Bursting the post-Osama Bubble: The daring Taliban raid on a Pakistani naval base in Karachi reminded everyone of the fragility of Pakistan’s security situation and the confidence of the Taliban militants still thriving in the troubled South Asian nation. On the ground at the scene of the attack, Omar Waraich looks into the emerging details of the attack, and wonders whether it was an inside job. On Global Spin, Beijing correspondent Austin Ramzy examines the implications of the raid for the U.S. and China, two powers that both had interests (and workers) in this naval base.

Speaking Power to Truth?: In a must read piece for the blog of the New York Review, the peerless David Bromwich parses the rhetoric of President Obama’s speeches vis a vis the uprisings in the Arab world and the need for Israeli-Palestinian piece, and finds Obama’s oratory wanting: “It confined itself to a safe and irreproachable generality.”

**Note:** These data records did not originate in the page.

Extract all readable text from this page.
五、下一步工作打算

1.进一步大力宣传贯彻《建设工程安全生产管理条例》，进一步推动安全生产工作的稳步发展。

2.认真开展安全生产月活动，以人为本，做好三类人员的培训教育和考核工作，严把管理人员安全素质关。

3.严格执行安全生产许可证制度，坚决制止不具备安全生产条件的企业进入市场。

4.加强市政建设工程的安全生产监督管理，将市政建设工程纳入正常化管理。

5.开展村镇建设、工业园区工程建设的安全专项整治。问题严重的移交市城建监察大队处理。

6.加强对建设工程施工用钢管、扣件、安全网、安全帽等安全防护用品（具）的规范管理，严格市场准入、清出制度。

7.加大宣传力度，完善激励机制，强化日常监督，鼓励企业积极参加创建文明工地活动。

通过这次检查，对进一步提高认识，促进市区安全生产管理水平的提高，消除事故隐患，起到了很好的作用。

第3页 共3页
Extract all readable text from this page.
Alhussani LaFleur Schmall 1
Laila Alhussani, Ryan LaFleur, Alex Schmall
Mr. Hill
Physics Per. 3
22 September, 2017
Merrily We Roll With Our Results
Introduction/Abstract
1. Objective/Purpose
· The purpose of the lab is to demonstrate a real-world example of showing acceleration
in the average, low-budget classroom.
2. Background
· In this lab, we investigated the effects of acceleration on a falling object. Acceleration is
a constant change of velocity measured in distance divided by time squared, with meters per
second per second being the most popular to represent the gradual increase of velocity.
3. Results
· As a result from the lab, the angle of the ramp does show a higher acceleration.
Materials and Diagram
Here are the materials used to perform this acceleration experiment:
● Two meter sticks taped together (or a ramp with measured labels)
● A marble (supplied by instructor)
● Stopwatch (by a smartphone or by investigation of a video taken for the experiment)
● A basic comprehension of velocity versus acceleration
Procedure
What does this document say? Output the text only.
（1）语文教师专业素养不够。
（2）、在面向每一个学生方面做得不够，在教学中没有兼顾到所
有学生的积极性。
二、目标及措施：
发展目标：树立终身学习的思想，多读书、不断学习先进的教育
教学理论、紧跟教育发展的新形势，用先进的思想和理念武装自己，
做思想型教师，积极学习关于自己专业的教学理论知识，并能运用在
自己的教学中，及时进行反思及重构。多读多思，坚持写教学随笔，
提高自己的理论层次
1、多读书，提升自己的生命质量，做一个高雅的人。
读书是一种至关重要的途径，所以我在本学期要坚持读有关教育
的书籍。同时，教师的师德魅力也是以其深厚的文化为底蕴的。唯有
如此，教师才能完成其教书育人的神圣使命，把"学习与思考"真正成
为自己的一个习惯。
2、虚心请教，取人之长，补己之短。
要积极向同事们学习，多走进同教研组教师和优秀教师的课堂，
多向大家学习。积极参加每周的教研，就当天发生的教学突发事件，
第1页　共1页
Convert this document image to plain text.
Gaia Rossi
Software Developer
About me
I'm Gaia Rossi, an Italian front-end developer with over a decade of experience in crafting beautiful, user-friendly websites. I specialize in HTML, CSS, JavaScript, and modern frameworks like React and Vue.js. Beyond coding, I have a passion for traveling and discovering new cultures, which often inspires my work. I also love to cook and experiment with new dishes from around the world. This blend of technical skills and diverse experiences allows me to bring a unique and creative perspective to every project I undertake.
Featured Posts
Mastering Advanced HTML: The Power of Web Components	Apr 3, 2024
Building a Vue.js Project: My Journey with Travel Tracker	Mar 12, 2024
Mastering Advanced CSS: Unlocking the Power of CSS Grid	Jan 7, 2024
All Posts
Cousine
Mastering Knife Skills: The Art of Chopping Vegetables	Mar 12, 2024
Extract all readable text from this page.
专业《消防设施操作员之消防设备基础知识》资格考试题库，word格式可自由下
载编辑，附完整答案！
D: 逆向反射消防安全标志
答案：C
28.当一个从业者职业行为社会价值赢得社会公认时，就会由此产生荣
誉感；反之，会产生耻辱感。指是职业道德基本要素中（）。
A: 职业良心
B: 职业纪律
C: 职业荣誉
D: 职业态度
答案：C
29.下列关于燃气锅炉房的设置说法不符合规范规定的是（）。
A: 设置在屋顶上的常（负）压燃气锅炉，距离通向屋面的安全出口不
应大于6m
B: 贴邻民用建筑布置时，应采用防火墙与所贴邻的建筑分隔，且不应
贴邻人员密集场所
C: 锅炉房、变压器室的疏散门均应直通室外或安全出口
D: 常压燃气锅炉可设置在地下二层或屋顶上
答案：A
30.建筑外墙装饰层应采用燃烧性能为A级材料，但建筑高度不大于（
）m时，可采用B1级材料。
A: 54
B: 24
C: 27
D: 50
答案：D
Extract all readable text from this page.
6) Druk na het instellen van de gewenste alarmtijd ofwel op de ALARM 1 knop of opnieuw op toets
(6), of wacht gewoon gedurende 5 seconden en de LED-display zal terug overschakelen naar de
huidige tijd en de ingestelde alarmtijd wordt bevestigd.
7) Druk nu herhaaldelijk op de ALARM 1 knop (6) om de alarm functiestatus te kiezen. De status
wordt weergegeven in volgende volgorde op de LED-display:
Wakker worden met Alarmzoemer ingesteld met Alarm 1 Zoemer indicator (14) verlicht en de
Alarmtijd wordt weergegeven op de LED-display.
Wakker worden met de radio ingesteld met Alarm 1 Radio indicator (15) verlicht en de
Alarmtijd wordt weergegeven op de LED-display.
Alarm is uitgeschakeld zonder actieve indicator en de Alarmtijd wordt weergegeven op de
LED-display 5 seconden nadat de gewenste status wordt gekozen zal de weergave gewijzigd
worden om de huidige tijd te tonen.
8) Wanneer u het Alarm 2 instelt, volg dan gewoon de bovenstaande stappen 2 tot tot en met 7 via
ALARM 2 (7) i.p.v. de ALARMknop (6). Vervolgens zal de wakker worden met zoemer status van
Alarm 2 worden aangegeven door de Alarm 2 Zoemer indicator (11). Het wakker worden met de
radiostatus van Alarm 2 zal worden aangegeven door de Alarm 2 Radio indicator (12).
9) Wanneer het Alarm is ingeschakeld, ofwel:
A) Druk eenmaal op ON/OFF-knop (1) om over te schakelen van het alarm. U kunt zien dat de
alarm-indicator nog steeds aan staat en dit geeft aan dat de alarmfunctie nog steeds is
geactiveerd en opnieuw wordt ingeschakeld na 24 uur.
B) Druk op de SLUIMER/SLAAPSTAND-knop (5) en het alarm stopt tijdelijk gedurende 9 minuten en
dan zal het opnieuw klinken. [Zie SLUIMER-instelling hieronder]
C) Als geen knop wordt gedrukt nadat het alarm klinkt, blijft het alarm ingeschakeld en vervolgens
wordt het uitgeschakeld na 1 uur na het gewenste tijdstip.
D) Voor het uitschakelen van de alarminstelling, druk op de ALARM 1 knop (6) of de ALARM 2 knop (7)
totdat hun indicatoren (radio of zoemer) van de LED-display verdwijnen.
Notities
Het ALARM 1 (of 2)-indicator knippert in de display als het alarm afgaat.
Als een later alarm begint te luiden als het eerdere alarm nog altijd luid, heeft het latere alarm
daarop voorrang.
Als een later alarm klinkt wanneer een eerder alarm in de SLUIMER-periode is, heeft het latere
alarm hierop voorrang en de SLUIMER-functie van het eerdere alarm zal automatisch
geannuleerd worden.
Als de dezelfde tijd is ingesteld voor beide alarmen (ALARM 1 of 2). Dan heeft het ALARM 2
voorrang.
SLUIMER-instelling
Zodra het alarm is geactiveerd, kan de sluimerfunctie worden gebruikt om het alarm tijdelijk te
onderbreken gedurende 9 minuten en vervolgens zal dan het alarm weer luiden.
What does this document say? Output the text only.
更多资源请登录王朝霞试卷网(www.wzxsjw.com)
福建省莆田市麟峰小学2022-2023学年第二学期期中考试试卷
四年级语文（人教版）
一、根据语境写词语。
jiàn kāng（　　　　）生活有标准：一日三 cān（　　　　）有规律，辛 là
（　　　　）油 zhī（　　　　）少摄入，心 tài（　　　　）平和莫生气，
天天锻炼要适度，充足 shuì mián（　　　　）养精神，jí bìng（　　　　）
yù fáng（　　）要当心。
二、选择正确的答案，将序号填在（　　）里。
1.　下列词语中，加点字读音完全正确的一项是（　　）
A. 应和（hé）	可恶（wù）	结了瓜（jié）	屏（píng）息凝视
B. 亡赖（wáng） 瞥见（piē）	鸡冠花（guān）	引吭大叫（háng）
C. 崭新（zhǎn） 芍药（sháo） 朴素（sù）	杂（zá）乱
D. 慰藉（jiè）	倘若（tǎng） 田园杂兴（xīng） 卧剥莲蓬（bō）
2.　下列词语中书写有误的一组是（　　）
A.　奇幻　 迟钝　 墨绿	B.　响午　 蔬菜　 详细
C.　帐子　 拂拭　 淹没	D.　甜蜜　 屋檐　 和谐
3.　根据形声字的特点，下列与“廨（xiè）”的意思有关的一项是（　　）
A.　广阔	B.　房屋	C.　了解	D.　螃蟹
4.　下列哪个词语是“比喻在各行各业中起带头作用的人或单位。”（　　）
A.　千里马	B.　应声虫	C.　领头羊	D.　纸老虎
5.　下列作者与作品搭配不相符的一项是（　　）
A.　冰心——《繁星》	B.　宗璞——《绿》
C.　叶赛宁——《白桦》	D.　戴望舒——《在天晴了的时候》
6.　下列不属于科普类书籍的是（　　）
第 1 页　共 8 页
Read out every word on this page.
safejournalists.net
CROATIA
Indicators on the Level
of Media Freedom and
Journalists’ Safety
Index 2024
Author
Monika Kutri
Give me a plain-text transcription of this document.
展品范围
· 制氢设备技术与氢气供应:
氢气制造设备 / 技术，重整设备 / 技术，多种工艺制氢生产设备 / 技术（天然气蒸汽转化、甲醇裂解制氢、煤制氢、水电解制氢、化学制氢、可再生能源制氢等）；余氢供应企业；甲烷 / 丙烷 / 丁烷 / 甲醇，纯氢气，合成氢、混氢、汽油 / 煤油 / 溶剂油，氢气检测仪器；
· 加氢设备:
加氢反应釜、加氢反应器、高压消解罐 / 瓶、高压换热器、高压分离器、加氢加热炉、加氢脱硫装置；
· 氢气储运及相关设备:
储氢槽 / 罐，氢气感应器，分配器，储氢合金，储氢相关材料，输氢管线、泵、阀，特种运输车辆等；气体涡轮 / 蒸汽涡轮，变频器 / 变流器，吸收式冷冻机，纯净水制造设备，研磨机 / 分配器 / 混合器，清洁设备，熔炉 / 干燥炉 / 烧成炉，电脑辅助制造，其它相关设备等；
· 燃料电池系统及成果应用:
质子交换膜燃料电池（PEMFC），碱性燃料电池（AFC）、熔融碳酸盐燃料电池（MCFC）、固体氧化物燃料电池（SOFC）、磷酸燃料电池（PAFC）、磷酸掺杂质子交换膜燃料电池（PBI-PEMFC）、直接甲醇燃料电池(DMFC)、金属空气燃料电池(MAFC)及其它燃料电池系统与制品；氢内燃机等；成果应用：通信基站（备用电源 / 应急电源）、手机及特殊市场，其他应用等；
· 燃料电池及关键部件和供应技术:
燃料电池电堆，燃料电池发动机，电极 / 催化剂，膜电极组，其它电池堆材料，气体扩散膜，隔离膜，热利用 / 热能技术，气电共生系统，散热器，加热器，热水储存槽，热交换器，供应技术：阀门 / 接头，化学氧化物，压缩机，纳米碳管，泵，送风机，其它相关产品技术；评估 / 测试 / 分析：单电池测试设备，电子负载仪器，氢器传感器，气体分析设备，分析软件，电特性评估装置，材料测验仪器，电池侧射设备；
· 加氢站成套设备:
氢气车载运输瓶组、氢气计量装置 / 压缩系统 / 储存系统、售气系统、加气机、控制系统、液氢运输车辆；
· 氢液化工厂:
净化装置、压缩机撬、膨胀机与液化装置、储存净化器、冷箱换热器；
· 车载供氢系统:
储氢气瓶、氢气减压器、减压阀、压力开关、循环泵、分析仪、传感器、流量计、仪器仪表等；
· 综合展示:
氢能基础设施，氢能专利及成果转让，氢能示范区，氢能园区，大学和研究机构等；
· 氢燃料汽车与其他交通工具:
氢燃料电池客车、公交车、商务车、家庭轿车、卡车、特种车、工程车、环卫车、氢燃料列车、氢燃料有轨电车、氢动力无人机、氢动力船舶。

Fear and Trembling in Damascus:Our correspondent in Damascus — not named for security reasons — writes of a town crawling with secret police, state informants and mobs of pro-government armed thugs. There’s an illusion of calm as protesters keep dying week after week in cities elsewhere in the country. “From overseas,” writes our correspondent, “Syria is the very model of tyrannical repression.”

Democracy, One Way or the Other: Emirati columnist Abdulkhaleq Abdullah writes a brave piece excoriating the kingdoms of the Gulf for their brutal, albeit largely successful, quashing of democracy movements in these oil-rich, sheikh-governed states, which had hoped to resolve grievances either with swift crackdowns or by dipping into their vast coffers. But it’s too little, too late: “That margin of comfort is eroding fast. After decades of political stagnation forces of change are finally challenging the status quo.”

Tarzan of the Casbah: In Algiers—a capital where hopes of the Arab Spring seem to have fizzled out—a BBC correspondent encounters a surprising fascination with the swaggering, shirtless Tarzan and an irrepressible love of English football.